Hexagon Q2’25 preview: We expect a modest recovery in demand and FX headwinds

Hexagon will announce its Q2 financials on Friday, July 25. The abrupt deterioration in demand seen at the end of Q1 has likely not extended to Q2 but we don’t expect a sharp rebound either. We model a 7% decline in adjusted EBIT year-on-year owing to growth measures adding to the cost-base and FX changes burdening both sales and profitability. Management’s forward-looking commentary about demand and the impacts of the trade war is especially sought after in uncertain times like these.

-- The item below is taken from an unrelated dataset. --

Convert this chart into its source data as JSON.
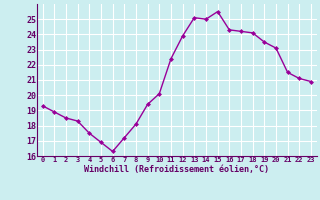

| Estimates | Q2'24 | Q2'25 | Q2'25e | Q2'25e | 2025e | |
| MEUR / EUR | Comparison | Actualized | Inderes | Consensus | Inderes | |
| Revenue | 1353 | 1352 | 1351 | 5419 | ||
| EBIT (adj.) | 400 | 372 | 357 | 1536 | ||
| EBIT | 361 | 333 | 319 | 1341 | ||
| EPS (reported) | 0,10 | 0,09 | 0,09 | 0,36 | ||
| Revenue growth-% | -0,8 % | -0,1 % | -0,2 % | 0,3 % | ||
| EBIT-% (adj.) | 29,5 % | 27,5 % | 26,4 % | 28,3 % | ||
| Source: Inderes & Bloomberg (consensus includes 17 estimates) |
Growth expectations set low after Q1
We believe the sudden demand slowdown seen at the end of Q1 has not carried over into Q2. The company gave some indication of sales recovery already in April, in conjunction with the Q1 report. The slight improvement in global S&P PMI figures for both manufacturing and services suggests that the demand environment has even improved towards the end of Q2. Our estimate for Q2 organic growth is 1.2% (revised up from -0.4 %). However, the recent FX changes (the weakened USD against the EUR) offset the upgraded organic growth assumptions. Looking at the divisions, we expect software-heavy divisions Asset Lifetime Intelligence (ALI) and Safety, Infrastructure and Geospatial (SIG) to deliver solid organic growth of 7% and 5%, respectively. For the hardware-focused divisions Manufacturing Intelligence and Geosystems we model low organic growth (0% and -1%), but we note that the tide could be gradually turning for these divisions after a prolonged period of weak growth.
Division-specific organic growth
| Q3 23 | Q4 23 | Q1 24 | Q2 24 | Q3 24 | Q4 24 | Q1 25 | Q2 25e | |
| Group | 8% | 5% | 3% | 0% | -2% | 1% | 0% | 1% |
| Manufacturing Intelligence | 8% | 7% | 5% | 0% | -2% | -2% | -2% | 0% |
| Asset Lifetime Intelligence | 10% | 8% | 2% | 9% | 6% | 10% | 5% | 7% |
| Geosystems | 3% | 1% | -2% | -5% | -5% | -2% | -3% | -1% |
| Autonomous Solutions | 34% | 16% | 8% | -2% | -12% | -2% | 2% | 0% |
| Safety. Infrastructure and Geospatial | -5% | -4% | 5% | 6% | 2% | 11% | 2% | 5% |
Source: Inderes
Conditions not optimal for profitability
Hexagon’s profitability already suffered in Q1 due to an abrupt stop in demand for high-margin software licenses owing to the trade war, but also due to the organic growth investments that it had made under the expectation of solid demand conditions. Demand conditions have likely recovered in Q2, but we don’t expect that the company has rolled back its spending materially. Our adjusted EBIT estimate is at 371 MEUR, 7% below the Q2’24 level. FX changes are also expected to depress EBIT by 25 MEUR, representing a large portion of the total decline.
Demand expected to continue improving slightly in H2
We anticipate a gradual improvement in organic growth towards the end of the year (2.2-2.7 % in Q3-Q4e). The geopolitical tensions and a threat of tariffs cause uncertainty in the economy. Hexagon has historically grown by an average of some 5% organically p.a., so we believe the company will start growing faster sooner or later. In 2024, the growth slowed down, especially due to the weakness in customer segments such as automotive and construction, but the declining interest rates and a potential fiscal boost in Europe could eventually prop up demand. Also, the upcoming separation of certain Hexagon’s SaaS-businesses (ALI, SIG + some other businesses) into a separate listed entity, Octave, is planned for H1’26 and could be a minor valuation driver for the stock, we believe.